EXTERN C malloc: proc
EXTERN C free: proc

.data
    tmp DWORD 0
.code
_mul PROC PUBLIC
    push ebp
    mov ebp, esp ; build stack frame

    ; variables in stack
    ; [ebp+28] l (the 6th argument) 
    ; [ebp+24] n (the 5th argument)
    ; [ebp+20] m (the 4th argument)
    ; [ebp+16] pointer to C (the 3rd argument)
    ; [ebp+12] pointer to B (the 2nd argument)
    ; [ebp+8]  pointer to A (the 1st argument)
    ; [ebp+4]  return address
    ; [ebp]    previous ebp
						    
    ; A: m rows by n columns ( m*n*sizeof(float) = 4*m*n bytes )
    ; B: n rows by l columns ( n*l*sizeof(float) = 4*n*l bytes )
    ; C: m rows by l columns ( m*l*sizeof(float) = 4*m*l bytes )

    ; Note: 
    ; Our submission system:
    ;   - Pentium3 1 Ghz with 256KB L2 cache
    ;   - MMX and SSE supported
    ;
    ; My laptop (might be the re-judge system):
    ;   - Mobile Pentium3 1.2 Ghz with 512KB L2 cache
    ;   - MMX and SSE supported
    ; 
    ; Please do not use SSE2/SSE3/3D Now!/3D Now! 2 instructions, 
    ; our processors doesn't support them. :-)

    ; begin C = A * B operation
    ; WRITE YOUR OWN CODE HERE

    ; end C = A * B operation

    leave
    ret
_mul ENDP
END ; file ends here
In hw5.zip, you will find main.cpp where other functions are implemented. They are used to generate matrices and do timing. You don't need to modify this file. A project file is included so that you can build and debug your program directly in MSVC++ 2005.
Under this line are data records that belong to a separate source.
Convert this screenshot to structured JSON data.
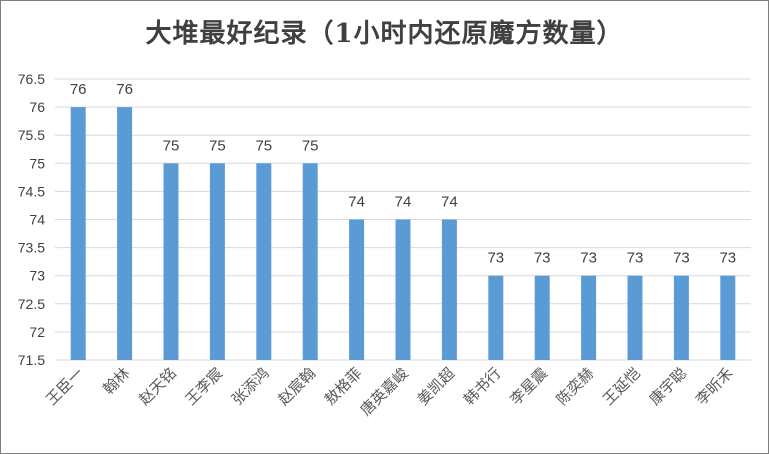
{
  "chart_data": {
    "type": "bar",
    "title": "大堆最好纪录（1小时内还原魔方数量）",
    "xlabel": "",
    "ylabel": "",
    "ylim": [
      71.5,
      76.5
    ],
    "yticks": [
      "71.5",
      "72",
      "72.5",
      "73",
      "73.5",
      "74",
      "74.5",
      "75",
      "75.5",
      "76",
      "76.5"
    ],
    "grid": true,
    "legend": "none",
    "bar_color": "#5b9bd5",
    "categories": [
      "王臣一",
      "翰林",
      "赵天铭",
      "王李宸",
      "张添鸿",
      "赵宸翰",
      "敖格菲",
      "唐英嘉峻",
      "姜凯超",
      "韩书行",
      "李星震",
      "陈奕赫",
      "王延恺",
      "康宇聪",
      "李昕禾"
    ],
    "values": [
      76,
      76,
      75,
      75,
      75,
      75,
      74,
      74,
      74,
      73,
      73,
      73,
      73,
      73,
      73
    ]
  }
}
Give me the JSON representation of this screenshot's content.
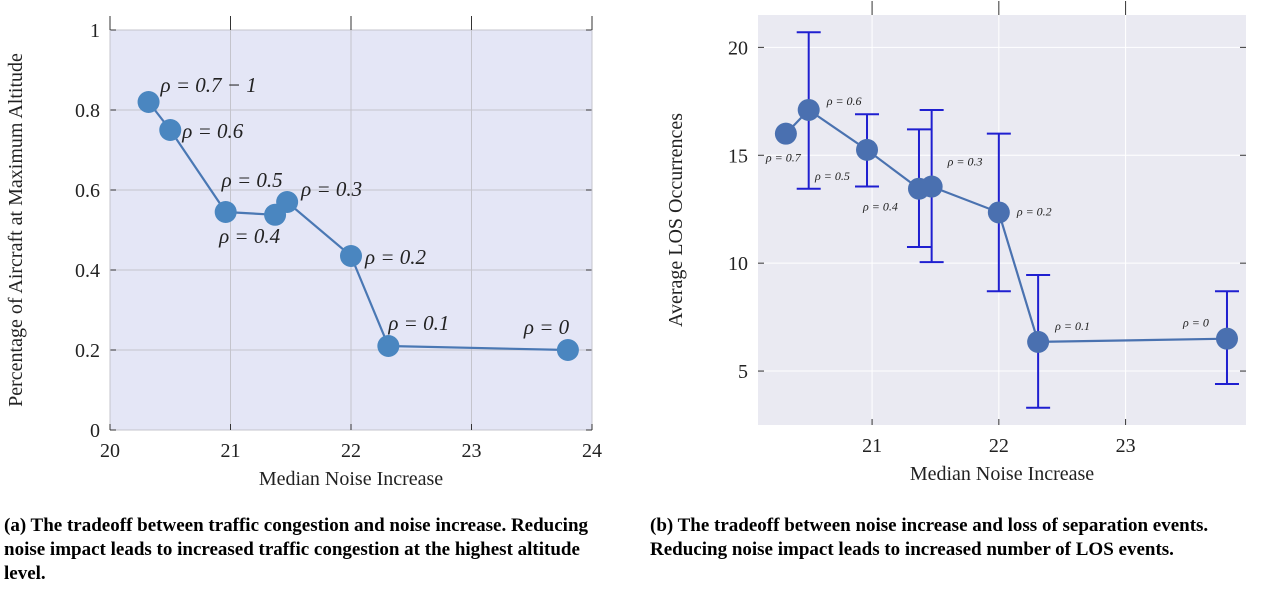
{
  "chart_data": [
    {
      "type": "line",
      "xlabel": "Median Noise Increase",
      "ylabel": "Percentage of Aircraft at Maximum Altitude",
      "xlim": [
        20,
        24
      ],
      "ylim": [
        0,
        1
      ],
      "xticks": [
        "20",
        "21",
        "22",
        "23",
        "24"
      ],
      "yticks": [
        "0",
        "0.2",
        "0.4",
        "0.6",
        "0.8",
        "1"
      ],
      "grid": true,
      "colors": {
        "background": "#e4e6f6",
        "line": "#4a78b4",
        "marker": "#4a86c0",
        "grid": "#c4c4cc"
      },
      "series": [
        {
          "points": [
            {
              "x": 20.32,
              "y": 0.82,
              "label": "ρ = 0.7 − 1"
            },
            {
              "x": 20.5,
              "y": 0.75,
              "label": "ρ = 0.6"
            },
            {
              "x": 20.96,
              "y": 0.545,
              "label": "ρ = 0.5"
            },
            {
              "x": 21.37,
              "y": 0.538,
              "label": "ρ = 0.4"
            },
            {
              "x": 21.47,
              "y": 0.57,
              "label": "ρ = 0.3"
            },
            {
              "x": 22.0,
              "y": 0.435,
              "label": "ρ = 0.2"
            },
            {
              "x": 22.31,
              "y": 0.21,
              "label": "ρ = 0.1"
            },
            {
              "x": 23.8,
              "y": 0.2,
              "label": "ρ = 0"
            }
          ]
        }
      ]
    },
    {
      "type": "line",
      "xlabel": "Median Noise Increase",
      "ylabel": "Average LOS Occurrences",
      "xlim": [
        20.1,
        23.95
      ],
      "ylim": [
        2.5,
        21.5
      ],
      "xticks": [
        "21",
        "22",
        "23"
      ],
      "yticks": [
        "5",
        "10",
        "15",
        "20"
      ],
      "grid": true,
      "error_bars": true,
      "colors": {
        "background": "#eaeaf2",
        "line": "#4a72b0",
        "marker": "#4a70b0",
        "errorbar": "#1f1fd0",
        "grid": "#ffffff"
      },
      "series": [
        {
          "points": [
            {
              "x": 20.32,
              "y": 16.0,
              "err": null,
              "label": "ρ = 0.7"
            },
            {
              "x": 20.5,
              "y": 17.1,
              "err": [
                13.45,
                20.7
              ],
              "label": "ρ = 0.6"
            },
            {
              "x": 20.96,
              "y": 15.25,
              "err": [
                13.55,
                16.9
              ],
              "label": "ρ = 0.5"
            },
            {
              "x": 21.37,
              "y": 13.45,
              "err": [
                10.75,
                16.2
              ],
              "label": "ρ = 0.4"
            },
            {
              "x": 21.47,
              "y": 13.55,
              "err": [
                10.05,
                17.1
              ],
              "label": "ρ = 0.3"
            },
            {
              "x": 22.0,
              "y": 12.35,
              "err": [
                8.7,
                16.0
              ],
              "label": "ρ = 0.2"
            },
            {
              "x": 22.31,
              "y": 6.35,
              "err": [
                3.3,
                9.45
              ],
              "label": "ρ = 0.1"
            },
            {
              "x": 23.8,
              "y": 6.5,
              "err": [
                4.4,
                8.7
              ],
              "label": "ρ = 0"
            }
          ]
        }
      ]
    }
  ],
  "captions": {
    "a": "(a) The tradeoff between traffic congestion and noise increase. Reducing noise impact leads to increased traffic congestion at the highest altitude level.",
    "b": "(b) The tradeoff between noise increase and loss of separation events. Reducing noise impact leads to increased number of LOS events."
  }
}
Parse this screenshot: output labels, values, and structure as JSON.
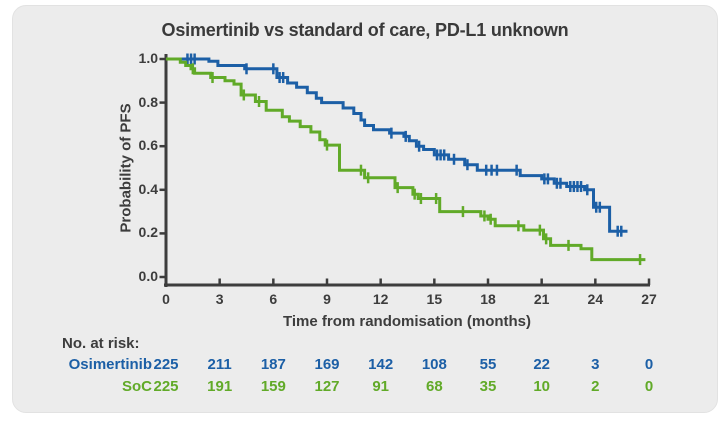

Note that you have to specify arguments m, n and l to tell th program the dimensions of matrices. In MSCV++ 2005, you could specify arguments in project's properties. Click the "hw5" directory in the solution explorer using right mouse button. Click the last item, "Properties," in the popup menu. Click on the "Debugging" option under "Configuration Properties." Fill in arguments such as "20 10 15" in the "Command Arguments" colume of the right panel. Once you have specified the arguments, the program automatically generates random matrices and verify whether your result is correct.

Grading

As always, you will get 80 points if you implement this procedure correctly. Another 0~25 points will be added to your grade depends on the speed of your program and 0~5 points depends on the code size.

Submission

As usual, submit your homework through the online submission system. The entry for hw#5 will be open shortly.